I am too exhausted to complain. Instead — I build an enemy image of her. “She is incompetent. She is an idiot. She doesn’t care. And I certainly should never, ever go back.”
It takes several days, before I find the compassion to unwind it. Nonviolent Communication offers the following advice to shift enemy images:
- notice your unmet needs and any feelings they bring
- guess the needs the “enemy” was trying to meet by their behavior
- acknowledge that their behavior left your needs unmet
- distinguish between who they are and what they do
This last step of distinguishing person and behavior is essential. The fact that my dentist acted in a way that didn’t meet my needs for consideration and care doesn’t make her an inconsiderate person. There is a difference between what someone does (specific in space and time) and who someone is (generalized and ongoing). Compare “I am a thief” and “Last Monday, I took a $10 bill from the desk of my employer, and I knew it wasn’t mine.”

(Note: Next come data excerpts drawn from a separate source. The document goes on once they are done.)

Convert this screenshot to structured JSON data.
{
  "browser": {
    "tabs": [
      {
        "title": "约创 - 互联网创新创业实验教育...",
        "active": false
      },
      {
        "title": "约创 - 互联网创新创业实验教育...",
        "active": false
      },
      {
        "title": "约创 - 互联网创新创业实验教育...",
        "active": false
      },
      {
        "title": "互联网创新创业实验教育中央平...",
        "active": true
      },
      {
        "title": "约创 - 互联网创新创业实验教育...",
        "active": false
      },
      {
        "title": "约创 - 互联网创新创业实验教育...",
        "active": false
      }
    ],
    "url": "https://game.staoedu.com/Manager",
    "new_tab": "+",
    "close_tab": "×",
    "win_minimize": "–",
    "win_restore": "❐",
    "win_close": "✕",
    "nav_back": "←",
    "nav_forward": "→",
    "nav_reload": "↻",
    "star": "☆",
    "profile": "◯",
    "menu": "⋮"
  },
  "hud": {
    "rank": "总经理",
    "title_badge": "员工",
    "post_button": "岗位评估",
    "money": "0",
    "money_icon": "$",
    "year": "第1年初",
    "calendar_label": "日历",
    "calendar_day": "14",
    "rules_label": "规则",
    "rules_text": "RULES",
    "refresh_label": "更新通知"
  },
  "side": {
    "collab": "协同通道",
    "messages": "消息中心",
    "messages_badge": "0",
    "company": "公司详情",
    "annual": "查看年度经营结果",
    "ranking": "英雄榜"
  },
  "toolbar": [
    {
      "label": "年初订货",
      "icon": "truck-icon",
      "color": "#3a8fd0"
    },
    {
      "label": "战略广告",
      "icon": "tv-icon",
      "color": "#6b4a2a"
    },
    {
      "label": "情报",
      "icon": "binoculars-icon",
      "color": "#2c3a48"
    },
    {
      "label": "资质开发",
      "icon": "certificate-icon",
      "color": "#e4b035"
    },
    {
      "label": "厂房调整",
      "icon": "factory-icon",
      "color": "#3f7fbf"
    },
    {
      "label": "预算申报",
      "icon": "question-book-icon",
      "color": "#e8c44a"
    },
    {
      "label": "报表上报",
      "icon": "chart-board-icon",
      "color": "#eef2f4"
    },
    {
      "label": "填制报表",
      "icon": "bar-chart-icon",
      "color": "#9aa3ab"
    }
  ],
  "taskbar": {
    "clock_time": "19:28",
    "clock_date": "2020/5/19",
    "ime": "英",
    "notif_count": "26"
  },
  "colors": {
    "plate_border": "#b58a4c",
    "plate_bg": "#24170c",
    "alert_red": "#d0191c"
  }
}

Sure, there were things she could have done differently, but that doesn’t make her an idiot or an incompetent dentist. It makes her someone who didn’t have the spaciousness, awareness or creativity to figure out how to meet all needs. If anything, she needs help to succeed at that, not criticism or judgment.
I do want my needs to be seen and valued. So my work is to receive enough empathy to know what I could ask of her at my next appointment. A request that’s about my experience, not her character.
Let me know how this lands for you.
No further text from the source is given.